When consideration is given to the fact that state regulatory agencies have limited resources, limited staff, and truly need to focus on the enforcement of existing laws, is it beneficial to utilize resources and staff to impose and enforce safety and soundness requirements?  In this regard, would safety and soundness requirements provide meaningful insurance so that consumers would not experience problems due to lender insolvency in the future?  The answer is probably not and the costs to a company in having to apply new requirements for safety and soundness as well as to respond to examination reports that raise concerns regarding a company's solvency may not be warranted when the benefits of such requirements are balanced against all of the detriments both from a regulatory and a consumer cost standpoint (more cost to lenders for compliance means more cost to consumers).  This is not to say that existing net worth or bonding laws or regulations should not be continued (although some would argue that net worth has little benefit for consumers when a company fails).  At least in the case of a net worth requirement there is a relatively simple calculation to determine whether a company's net worth meets the regulatory standard as contrasted with the complex and sometimes subjective analysis of safety and soundness in the same manner that banks are examined.  For example, examiners would have to look at what the company is doing with its own funds, what investments it may be making, what percentage of a pipeline is not covered, how the pipeline is hedged, and many other factors which can be complex and require a good deal of sophistication to fully comprehend (and even then there can be differences of opinion). 
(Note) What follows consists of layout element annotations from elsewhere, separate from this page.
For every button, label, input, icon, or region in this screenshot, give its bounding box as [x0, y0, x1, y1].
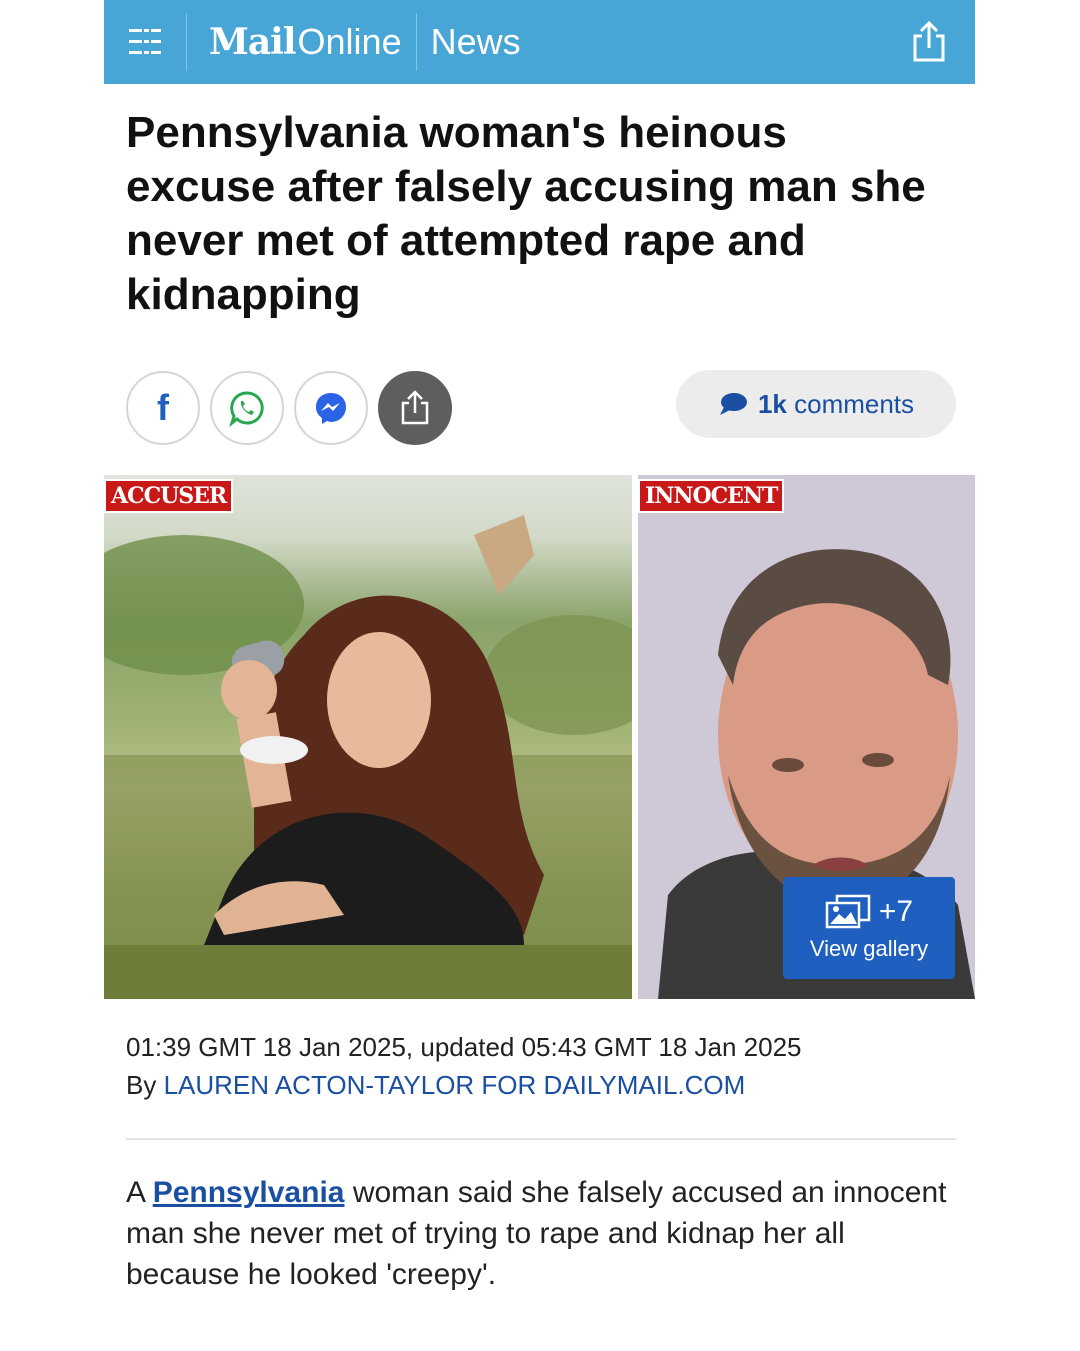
byline-prefix: By	[126, 1070, 157, 1100]
facebook-share-button[interactable]: f	[126, 371, 200, 445]
divider	[126, 1138, 956, 1140]
facebook-icon: f	[157, 387, 169, 428]
article-lead-paragraph: A Pennsylvania woman said she falsely ac…	[126, 1172, 956, 1295]
header-share-button[interactable]	[907, 17, 951, 67]
mailonline-logo[interactable]: Mail Online	[209, 21, 402, 63]
more-share-button[interactable]	[378, 371, 452, 445]
lead-image[interactable]: ACCUSER INNOCENT +7 View gallery	[104, 475, 975, 999]
share-buttons: f	[126, 371, 452, 445]
comments-label: 1k comments	[758, 389, 914, 420]
article-headline: Pennsylvania woman's heinous excuse afte…	[126, 108, 926, 319]
woman-in-grass-image	[104, 515, 632, 999]
lead-word: A	[126, 1176, 145, 1209]
menu-button[interactable]	[104, 0, 186, 84]
header-divider	[186, 13, 187, 71]
messenger-icon	[316, 393, 346, 424]
comments-button[interactable]: 1k comments	[676, 370, 956, 438]
top-nav-bar: Mail Online News	[104, 0, 975, 84]
author-link[interactable]: LAUREN ACTON-TAYLOR FOR DAILYMAIL.COM	[164, 1070, 746, 1100]
logo-mail-text: Mail	[209, 21, 297, 63]
accuser-tag: ACCUSER	[104, 479, 234, 513]
article-byline: By LAUREN ACTON-TAYLOR FOR DAILYMAIL.COM	[126, 1070, 745, 1101]
comments-text: comments	[794, 388, 915, 419]
whatsapp-icon	[229, 391, 264, 427]
comment-bubble-icon	[719, 393, 747, 415]
gallery-count: +7	[878, 895, 914, 928]
pennsylvania-link[interactable]: Pennsylvania	[153, 1176, 345, 1209]
logo-online-text: Online	[297, 21, 402, 62]
innocent-tag: INNOCENT	[638, 479, 785, 513]
gallery-count-row: +7	[825, 894, 913, 930]
innocent-man-photo: INNOCENT +7 View gallery	[638, 475, 975, 999]
article-page: Mail Online News Pennsylvania woman's he…	[104, 0, 975, 1351]
share-icon	[401, 390, 429, 425]
accuser-photo: ACCUSER	[104, 475, 632, 999]
view-gallery-button[interactable]: +7 View gallery	[783, 877, 955, 979]
gallery-icon	[825, 894, 871, 929]
comments-count: 1k	[757, 388, 787, 419]
header-divider	[415, 13, 417, 71]
gallery-label: View gallery	[809, 936, 929, 961]
section-label[interactable]: News	[431, 21, 521, 63]
article-dateline: 01:39 GMT 18 Jan 2025, updated 05:43 GMT…	[126, 1032, 802, 1062]
share-icon	[913, 20, 945, 62]
messenger-share-button[interactable]	[294, 371, 368, 445]
whatsapp-share-button[interactable]	[210, 371, 284, 445]
hamburger-icon	[129, 29, 161, 54]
As should be apparent, safety and soundness as applied to mortgage lending  should not be an issue which is overlooked until state regulators have created a body of regulations or proposals that have gone so far down the road that their adoption is all but inevitable.  It should be recognized that many regulators believe that safety and soundness requirements are meaningful and worth doing so that the industry should provide input to show why these requirements would not be appropriate or beneficial versus the utilization of regulatory resources in a more productive fashion.

In sum, our industry must become proactive when the early signals are there regarding such trends and begin educating regulators and legislators early in the process since that is what the consumer groups have been doing quite successfully.  The industry cannot come in long after consumers and regulators have reached conclusions concerning the value of concepts such as safety and soundness for mortgage lenders and brokers.   The time to act is now.